July. How did it get to be July? Just two more months and we reach the point of the calendar at which D and I said that we would make a final decision as to the future of our marriage.
This poor little blog has drifted away from its original purpose this year. It hasn’t been a blog about losing weight (although the scales have started to flurry downwards in recent weeks – and I’ve actually been stepping on the scales which is progress). It hasn’t really been a blog about food either, meal out posts aside, because the food I’ve been eating at home has been highly uninteresting. I don’t suppose anyone stumbling across it nowadays would feel inspired to learn more about Weight Watchers (although I am not, and never wish to be, an out and out advert for the company – I just happen to think that their healthy eating plan is eminently doable and sensible) or listen to a word I have to say on the subject of healthy eating. I still love it (the blog) though. I love the fact that it is an opportunity to do a little bit of writing every now and again and writing is something that really makes my heart sing. I love that I have retained little vignettes of my life across the past few years – and yes, most of them are food related but to be honest I have always been someone who measures out their days in meals rather than coffee spoons. And I want to continue to write it and, hopefully, make it less of the one woman pity party that it occasionally veers towards.

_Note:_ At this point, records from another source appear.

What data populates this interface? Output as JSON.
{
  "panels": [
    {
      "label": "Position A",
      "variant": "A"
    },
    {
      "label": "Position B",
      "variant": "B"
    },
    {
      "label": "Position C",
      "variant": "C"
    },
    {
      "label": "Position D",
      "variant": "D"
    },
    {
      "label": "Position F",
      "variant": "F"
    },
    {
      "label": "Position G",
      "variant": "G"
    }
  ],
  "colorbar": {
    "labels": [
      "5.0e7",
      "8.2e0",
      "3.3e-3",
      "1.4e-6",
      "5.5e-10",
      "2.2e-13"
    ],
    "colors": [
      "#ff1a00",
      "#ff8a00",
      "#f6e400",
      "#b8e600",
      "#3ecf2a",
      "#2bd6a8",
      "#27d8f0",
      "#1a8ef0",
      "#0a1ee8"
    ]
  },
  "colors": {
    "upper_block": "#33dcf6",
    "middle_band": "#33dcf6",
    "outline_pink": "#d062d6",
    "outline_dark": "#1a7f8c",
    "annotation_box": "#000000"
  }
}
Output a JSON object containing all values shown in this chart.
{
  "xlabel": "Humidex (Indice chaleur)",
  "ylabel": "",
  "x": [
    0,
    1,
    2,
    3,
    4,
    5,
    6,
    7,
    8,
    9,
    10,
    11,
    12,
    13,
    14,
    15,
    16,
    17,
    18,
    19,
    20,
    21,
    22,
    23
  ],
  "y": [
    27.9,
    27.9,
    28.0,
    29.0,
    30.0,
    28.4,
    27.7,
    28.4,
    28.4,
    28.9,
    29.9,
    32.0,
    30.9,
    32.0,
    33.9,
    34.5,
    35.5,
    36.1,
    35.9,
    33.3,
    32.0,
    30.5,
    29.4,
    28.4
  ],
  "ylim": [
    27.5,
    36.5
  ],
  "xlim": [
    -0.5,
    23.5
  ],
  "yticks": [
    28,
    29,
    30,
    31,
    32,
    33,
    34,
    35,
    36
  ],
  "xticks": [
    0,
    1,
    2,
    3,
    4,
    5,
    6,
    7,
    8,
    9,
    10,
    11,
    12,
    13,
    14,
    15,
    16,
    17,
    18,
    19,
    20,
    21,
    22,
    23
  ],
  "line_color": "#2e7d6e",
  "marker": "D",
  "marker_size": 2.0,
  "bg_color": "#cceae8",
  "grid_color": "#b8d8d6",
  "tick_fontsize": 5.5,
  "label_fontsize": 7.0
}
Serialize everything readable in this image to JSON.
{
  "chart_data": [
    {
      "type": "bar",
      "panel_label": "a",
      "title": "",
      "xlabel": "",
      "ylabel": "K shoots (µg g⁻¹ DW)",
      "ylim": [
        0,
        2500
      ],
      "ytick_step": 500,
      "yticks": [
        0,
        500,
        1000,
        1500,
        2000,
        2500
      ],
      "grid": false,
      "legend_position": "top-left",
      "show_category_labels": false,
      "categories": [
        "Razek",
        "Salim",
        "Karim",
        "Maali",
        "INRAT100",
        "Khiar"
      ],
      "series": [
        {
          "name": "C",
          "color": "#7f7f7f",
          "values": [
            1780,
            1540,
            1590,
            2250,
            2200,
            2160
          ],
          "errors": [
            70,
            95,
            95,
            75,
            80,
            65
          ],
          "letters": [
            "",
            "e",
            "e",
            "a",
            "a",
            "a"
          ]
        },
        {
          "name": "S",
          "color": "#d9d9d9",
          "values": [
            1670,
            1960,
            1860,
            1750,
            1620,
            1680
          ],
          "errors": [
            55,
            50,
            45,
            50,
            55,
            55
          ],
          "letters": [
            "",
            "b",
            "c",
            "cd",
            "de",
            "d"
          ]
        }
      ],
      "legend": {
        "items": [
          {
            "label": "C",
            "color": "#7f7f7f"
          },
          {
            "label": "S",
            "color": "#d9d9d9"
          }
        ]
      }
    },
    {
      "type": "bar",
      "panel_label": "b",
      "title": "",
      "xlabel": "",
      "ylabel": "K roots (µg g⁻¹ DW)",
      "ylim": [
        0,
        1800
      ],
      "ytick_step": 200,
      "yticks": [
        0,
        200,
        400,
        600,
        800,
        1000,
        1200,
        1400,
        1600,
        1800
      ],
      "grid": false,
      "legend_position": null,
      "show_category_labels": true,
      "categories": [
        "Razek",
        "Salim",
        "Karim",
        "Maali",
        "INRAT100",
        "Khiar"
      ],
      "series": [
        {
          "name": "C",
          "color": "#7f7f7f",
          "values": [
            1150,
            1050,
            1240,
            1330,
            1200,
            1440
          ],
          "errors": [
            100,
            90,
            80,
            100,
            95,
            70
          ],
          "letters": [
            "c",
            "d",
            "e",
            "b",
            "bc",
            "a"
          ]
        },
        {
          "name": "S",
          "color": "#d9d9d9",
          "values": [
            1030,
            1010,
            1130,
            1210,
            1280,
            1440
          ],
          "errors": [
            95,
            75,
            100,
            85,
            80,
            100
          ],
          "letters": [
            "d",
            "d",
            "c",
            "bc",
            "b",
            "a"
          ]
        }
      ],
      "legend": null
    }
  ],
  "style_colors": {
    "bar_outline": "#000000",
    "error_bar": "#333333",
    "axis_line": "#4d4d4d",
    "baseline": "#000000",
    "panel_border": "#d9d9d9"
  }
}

I guess that I am partly contemplating this now because I am distracted at the thought of the approaching deadline. If we decide to get back together, this blog will hopefully subside back into a cosy record of domestic meals and a suburban housewife’s battle of the bulge. But if we don’t? What then?
I recognise that my life cannot proceed in this, the state of limbo that I have existed in since last September. That, for me, has been the hardest thing about this process. The initial, horrific pain has subsided – as pain generally does – to a dull ache of loss. But the mourning process that must proceed from a relationship break up that I’ve not been able to fully go through. I feel like I’m caught in aspic – not quite single, not quite a wife. And it’s making me very, very tired now. Tired, and fed up and stubbornly resisting committing myself properly to anything. Like counting points. Or sorting out my messy spare room. Or knocking a couple of annoying tasks off my work to-do list. Or being anything other than inert.
Or perhaps it is just the weather. Let us be British and blame the weather instead.